Wednesday 25 February 2009

Drumroll

Director/ Creator: Steve McQueen

Drumroll is a 22 minute long film by British-born, Amsterdam-based artist Steve McQueen. McQueen is a filmmaker and is seen as one of the leading contemporary video installation artists. He won the Turner Prize in 1999 for his Film ‘Dead pan’. Since, McQueen has been commissioned by the Imperial War Museum to visit Iraq to produce a work in response to the war.
Drumroll is a large room-sized installation consisting of three-projected video screens; each screen shows a different camera angle from within an open-ended barrel, that the artist is pushing along the streets of Manhattan. The three circling views of New York are then displayed on each of the screens.
Drumroll comes from a clear combination of the artist’s interest in performance art, improvisation and sound. The film also shows the artists interest in the tradition of film and Cinema, as the film has a clear sense of experimental work in the mediums of film and video. His minimalist approach seems to Challenge the mainstream, high budget films produced by Hollywood studios. It is as if McQueen is trying to return to an artistic process of movie making; with the control returned to the artistic creator in the same way that we view he fine artist. McQueen described it as a film that in, which “Everything that slipped into frame was permitted,” and that “it was impossible to make a ‘mistake’, everything is allowed."
The Theme of change is apparent throughout with the randomness’s of a day in the heart of New York being the central idea. There is also a strong notion of the real and the premeditated. McQueen uses his cameras to record reality as it comes, un-edited, however at the same time the viewer is experiencing Three viewpoints simultaneously, since this is impossible without mechanical assistance, The camera acts as a strange mix of un-filtered reality and at the same time shows us the impossible. This gives the viewer a strange kind of “third eye”
It is clear that McQueen’s films have more in common with photography than they do with mainstream cinema. Techniques McQueen uses are similar to photographers such as Roy DeCarava or Nan Goldin. However where these Photographers look into psychological issues, McQueen rejects this philosophy. His films contain no details of people. Any human form in the picture is likely to be there due to random chance, and speech is always a part of the soundtrack but normally originated from an external source not meant for the film, such as other people’s conversations.
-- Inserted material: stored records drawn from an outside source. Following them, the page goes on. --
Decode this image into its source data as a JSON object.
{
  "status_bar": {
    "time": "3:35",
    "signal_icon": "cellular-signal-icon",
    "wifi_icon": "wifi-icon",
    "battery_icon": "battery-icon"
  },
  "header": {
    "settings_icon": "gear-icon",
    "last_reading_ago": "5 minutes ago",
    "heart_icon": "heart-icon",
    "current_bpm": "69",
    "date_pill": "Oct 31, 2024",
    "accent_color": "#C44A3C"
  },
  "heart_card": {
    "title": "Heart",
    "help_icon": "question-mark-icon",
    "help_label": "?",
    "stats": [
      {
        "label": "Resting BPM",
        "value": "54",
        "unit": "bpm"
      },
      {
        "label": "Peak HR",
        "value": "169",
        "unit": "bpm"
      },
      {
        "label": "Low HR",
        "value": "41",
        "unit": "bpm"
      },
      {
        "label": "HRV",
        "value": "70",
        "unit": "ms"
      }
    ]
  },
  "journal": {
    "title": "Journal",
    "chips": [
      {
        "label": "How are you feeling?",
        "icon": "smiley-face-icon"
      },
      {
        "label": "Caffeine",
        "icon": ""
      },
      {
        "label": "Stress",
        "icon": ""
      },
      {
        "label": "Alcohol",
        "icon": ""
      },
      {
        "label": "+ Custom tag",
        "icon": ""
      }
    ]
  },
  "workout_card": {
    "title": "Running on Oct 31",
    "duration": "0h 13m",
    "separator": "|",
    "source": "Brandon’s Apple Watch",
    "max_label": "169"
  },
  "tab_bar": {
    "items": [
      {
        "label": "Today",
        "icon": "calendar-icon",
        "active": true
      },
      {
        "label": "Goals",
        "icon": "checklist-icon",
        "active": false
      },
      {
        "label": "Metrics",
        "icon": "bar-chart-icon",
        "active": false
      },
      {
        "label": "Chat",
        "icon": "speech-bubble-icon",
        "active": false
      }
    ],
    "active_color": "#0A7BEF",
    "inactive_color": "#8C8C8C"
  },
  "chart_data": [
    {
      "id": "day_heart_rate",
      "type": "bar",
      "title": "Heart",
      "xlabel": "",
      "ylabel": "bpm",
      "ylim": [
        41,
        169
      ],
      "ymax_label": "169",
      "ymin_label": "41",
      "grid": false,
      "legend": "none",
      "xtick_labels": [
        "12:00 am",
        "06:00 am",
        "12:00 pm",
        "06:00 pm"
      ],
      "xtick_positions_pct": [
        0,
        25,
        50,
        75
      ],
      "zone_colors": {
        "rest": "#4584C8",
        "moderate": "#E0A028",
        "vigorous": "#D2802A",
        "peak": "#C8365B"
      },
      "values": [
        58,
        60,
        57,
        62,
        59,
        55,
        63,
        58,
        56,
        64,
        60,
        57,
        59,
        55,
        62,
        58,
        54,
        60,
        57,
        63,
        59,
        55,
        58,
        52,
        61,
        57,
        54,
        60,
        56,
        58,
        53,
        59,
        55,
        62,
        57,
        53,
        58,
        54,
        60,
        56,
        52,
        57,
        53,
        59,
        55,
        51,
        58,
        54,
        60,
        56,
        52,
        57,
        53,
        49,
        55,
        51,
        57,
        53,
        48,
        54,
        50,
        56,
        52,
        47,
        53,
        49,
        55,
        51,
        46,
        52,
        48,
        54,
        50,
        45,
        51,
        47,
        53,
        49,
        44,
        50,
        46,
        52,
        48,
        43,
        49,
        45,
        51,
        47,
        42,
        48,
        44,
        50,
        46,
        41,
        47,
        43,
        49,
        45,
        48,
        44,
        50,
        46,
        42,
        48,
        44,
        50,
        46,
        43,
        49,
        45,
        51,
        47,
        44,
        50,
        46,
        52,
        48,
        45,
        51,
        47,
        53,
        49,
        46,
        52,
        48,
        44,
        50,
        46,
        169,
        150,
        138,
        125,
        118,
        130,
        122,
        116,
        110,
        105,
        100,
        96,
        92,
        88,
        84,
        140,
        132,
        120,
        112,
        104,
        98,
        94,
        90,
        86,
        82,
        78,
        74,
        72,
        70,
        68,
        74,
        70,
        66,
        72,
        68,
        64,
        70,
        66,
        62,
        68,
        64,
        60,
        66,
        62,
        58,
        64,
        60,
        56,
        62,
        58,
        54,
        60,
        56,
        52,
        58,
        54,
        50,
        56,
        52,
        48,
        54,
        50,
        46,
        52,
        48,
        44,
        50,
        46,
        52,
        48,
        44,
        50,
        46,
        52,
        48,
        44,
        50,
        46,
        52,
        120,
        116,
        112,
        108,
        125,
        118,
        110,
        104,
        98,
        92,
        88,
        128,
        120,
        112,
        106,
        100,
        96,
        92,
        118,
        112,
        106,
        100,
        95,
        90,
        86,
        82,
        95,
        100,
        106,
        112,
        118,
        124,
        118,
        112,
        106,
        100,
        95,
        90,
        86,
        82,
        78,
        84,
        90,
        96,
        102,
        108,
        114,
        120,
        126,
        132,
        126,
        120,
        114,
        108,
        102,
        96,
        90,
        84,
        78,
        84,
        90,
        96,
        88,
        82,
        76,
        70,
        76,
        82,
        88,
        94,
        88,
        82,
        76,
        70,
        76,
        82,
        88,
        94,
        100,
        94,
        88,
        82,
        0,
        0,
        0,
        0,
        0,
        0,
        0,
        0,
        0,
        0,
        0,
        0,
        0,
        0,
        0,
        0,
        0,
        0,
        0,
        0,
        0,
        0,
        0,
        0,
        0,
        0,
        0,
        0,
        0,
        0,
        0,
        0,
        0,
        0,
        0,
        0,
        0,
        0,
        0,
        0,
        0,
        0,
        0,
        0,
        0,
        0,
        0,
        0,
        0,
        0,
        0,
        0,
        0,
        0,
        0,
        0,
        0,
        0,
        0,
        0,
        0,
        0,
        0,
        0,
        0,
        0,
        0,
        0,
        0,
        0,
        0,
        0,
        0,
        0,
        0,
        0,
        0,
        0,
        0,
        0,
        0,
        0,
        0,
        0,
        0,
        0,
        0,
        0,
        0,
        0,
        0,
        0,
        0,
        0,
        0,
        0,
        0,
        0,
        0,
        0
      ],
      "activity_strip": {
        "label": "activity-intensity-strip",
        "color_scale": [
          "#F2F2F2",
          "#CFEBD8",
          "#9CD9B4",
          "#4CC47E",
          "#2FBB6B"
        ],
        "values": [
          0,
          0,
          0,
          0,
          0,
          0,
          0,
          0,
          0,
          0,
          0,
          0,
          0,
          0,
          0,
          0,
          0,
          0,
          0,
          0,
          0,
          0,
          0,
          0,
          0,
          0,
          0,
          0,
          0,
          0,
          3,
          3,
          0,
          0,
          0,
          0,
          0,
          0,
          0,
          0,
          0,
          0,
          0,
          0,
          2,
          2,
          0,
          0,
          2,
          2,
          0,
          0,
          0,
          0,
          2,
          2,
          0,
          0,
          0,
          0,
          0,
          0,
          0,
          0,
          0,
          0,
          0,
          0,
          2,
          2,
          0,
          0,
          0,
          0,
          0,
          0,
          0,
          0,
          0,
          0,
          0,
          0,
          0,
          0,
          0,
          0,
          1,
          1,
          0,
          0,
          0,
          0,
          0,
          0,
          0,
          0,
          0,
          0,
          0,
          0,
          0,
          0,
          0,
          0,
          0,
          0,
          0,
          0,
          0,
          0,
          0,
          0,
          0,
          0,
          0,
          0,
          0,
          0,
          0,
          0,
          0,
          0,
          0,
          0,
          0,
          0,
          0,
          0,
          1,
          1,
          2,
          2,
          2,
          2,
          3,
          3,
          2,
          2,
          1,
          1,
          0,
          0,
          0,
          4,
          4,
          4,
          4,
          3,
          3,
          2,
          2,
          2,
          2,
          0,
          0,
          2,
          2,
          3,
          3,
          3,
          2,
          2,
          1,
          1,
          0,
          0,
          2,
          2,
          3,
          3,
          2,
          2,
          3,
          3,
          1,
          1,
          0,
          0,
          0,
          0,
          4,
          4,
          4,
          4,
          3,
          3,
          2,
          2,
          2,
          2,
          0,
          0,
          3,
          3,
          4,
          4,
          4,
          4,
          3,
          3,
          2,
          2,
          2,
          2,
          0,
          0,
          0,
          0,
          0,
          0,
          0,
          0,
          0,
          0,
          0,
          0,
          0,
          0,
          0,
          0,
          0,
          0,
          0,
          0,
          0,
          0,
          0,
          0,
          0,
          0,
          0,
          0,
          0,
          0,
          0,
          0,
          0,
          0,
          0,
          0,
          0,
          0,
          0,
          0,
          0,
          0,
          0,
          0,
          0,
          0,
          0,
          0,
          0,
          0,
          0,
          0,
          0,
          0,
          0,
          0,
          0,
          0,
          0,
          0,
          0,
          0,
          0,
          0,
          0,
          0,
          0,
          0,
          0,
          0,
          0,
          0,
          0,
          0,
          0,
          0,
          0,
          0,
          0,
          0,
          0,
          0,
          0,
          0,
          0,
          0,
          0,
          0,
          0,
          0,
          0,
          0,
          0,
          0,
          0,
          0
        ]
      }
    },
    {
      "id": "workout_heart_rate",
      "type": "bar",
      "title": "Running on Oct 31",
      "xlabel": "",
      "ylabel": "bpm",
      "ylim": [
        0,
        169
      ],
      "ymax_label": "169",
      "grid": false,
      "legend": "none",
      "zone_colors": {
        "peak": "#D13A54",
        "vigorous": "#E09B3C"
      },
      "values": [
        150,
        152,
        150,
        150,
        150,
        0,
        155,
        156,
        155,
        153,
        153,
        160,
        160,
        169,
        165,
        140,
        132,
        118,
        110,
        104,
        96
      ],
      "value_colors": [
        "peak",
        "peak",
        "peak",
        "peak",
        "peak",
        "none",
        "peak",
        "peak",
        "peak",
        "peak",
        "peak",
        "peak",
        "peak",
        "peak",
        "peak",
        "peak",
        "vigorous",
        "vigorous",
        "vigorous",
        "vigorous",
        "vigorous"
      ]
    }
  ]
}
McQueen’s videos are normally described as video installations. They have as much in common with sculpture and performance art as they do to the cinema. Unlike traditional films, McQueen’s narratives show no conflict and therefore no resolution or any other aspect of conventional cinema such as character or passage of time.
In my opinion McQueen’s work is effective due to its elusive nature. It has a strong focus on change but never evolves, acting as a strange state of contained evolution. Beginning and ends converge to the point that the film could continue forever. I think this is one of the strongest aspects of the film, McQueen has found balance between two absolutes, these make it very hard to criticise the peace. Its simplicity is clear while at the same time it is very open to interpretation metaphorically.